U.S. Vice President Joe Biden arrives on stage during a campaign event at the Chesterfield Country Fairgrounds September 25, 2012 in Chesterfield, Virginia. Photo by Win McNamee/Getty Images

CHESTERFIELD, Va. -- Countering Republican claims that President Obama has failed to resolve partisan gridlock in Washington, Vice President Joe Biden said GOP nominee Mitt Romney and running Paul Ryan think compromise is a "dirty word," and blamed Ryan for contributing to the budget stalemate in the House.

"They have rejected every effort to reduce the national debt if that effort required even one dollar, one dime in additional revenue coming from people making more than one million dollars. That's a fact," Biden told about 600 people at a campaign rally. "Ladies and gentlemen, these guys think compromise is somehow a dirty word."

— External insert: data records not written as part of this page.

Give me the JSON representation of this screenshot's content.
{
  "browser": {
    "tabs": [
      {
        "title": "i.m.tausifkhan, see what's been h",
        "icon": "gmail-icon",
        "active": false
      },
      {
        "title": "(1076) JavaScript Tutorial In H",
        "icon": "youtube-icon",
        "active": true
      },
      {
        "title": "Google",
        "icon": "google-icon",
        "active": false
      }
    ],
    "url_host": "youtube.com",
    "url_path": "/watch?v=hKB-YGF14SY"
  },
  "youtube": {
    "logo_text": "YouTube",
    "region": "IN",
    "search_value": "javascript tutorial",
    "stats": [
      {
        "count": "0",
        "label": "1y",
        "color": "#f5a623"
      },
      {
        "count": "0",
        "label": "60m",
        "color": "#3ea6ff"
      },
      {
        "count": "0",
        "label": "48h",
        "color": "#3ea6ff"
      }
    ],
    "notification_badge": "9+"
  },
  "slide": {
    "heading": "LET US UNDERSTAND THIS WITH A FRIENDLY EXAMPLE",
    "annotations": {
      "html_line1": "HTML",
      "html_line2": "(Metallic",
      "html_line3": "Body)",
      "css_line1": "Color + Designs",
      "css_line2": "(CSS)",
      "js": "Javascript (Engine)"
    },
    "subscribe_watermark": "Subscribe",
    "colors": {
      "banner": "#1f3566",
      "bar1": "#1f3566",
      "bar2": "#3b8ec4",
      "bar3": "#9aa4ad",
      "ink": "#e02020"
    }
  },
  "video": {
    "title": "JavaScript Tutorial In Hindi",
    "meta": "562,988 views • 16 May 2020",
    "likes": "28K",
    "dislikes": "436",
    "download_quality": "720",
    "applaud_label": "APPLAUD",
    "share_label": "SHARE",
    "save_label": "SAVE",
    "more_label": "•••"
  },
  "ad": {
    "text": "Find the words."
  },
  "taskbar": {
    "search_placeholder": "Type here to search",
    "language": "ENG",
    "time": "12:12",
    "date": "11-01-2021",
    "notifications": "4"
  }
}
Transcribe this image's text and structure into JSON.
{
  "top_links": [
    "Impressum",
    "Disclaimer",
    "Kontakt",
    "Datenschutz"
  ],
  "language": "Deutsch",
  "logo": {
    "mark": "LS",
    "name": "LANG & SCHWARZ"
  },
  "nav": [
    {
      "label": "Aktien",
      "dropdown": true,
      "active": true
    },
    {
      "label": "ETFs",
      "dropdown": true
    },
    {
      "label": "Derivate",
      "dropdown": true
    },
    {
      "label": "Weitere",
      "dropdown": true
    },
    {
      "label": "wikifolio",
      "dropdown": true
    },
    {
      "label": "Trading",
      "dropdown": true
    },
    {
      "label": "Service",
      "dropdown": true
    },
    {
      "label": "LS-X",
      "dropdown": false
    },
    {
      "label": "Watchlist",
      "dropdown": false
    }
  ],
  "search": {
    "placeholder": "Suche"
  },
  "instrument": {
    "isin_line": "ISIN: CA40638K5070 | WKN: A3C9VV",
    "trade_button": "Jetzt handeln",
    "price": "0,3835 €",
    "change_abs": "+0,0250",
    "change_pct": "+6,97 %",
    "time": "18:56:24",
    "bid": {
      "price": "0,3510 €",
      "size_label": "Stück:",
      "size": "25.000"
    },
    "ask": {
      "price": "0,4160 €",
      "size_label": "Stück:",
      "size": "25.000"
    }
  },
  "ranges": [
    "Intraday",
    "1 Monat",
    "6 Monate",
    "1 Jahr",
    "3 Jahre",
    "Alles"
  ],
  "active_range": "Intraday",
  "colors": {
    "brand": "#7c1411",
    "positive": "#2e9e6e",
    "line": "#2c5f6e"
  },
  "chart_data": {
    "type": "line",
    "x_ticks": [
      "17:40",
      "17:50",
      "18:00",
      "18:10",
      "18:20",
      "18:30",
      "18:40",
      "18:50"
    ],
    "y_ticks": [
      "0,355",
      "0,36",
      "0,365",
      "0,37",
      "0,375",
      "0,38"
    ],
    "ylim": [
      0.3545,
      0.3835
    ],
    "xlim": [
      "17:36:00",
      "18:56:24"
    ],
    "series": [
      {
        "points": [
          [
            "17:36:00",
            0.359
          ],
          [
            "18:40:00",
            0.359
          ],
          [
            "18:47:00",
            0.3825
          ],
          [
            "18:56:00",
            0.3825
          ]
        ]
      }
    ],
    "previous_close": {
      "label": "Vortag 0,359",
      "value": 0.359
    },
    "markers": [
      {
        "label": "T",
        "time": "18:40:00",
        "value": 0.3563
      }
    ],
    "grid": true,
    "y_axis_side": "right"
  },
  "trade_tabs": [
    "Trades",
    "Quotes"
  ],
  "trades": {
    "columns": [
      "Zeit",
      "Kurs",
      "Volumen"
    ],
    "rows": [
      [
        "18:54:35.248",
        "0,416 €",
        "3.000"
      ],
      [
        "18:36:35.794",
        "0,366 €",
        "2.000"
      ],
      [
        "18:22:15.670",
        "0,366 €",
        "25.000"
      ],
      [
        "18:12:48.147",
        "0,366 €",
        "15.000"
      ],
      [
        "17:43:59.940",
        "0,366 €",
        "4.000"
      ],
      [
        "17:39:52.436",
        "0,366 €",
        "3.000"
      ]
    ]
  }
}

Biden cited comments by Romney during the Republican primaries when he said that as president he would reject a hypothetical plan to reduce the national debt if it raised taxes, even if the ratio was $10 of spending cuts for every $1 in new tax revenue. He also cited Romney's choice of Ryan as his running mate as proof he is uninterested in legislative deal-making.

As the chairman of the House Budget Committee, Ryan wrote a conservative-backed budget proposal that called for freezing most domestic spending for five years, repealing President Obama's economic stimulus law and lowering the top tax rates for individuals and corporations from the current 35 percent to 25 percent. The House failed to pass a budget after the majority Republicans and the Obama White House failed to agree on a compromise.

Biden also criticized Romney for secretly recorded remarks that 47 percent of Americans pay no taxes and so won't vote for him. "The fact is, these people pay a lot of taxes," Biden said. "Social Security taxes, Medicare taxes, state and local taxes, gas taxes, property taxes."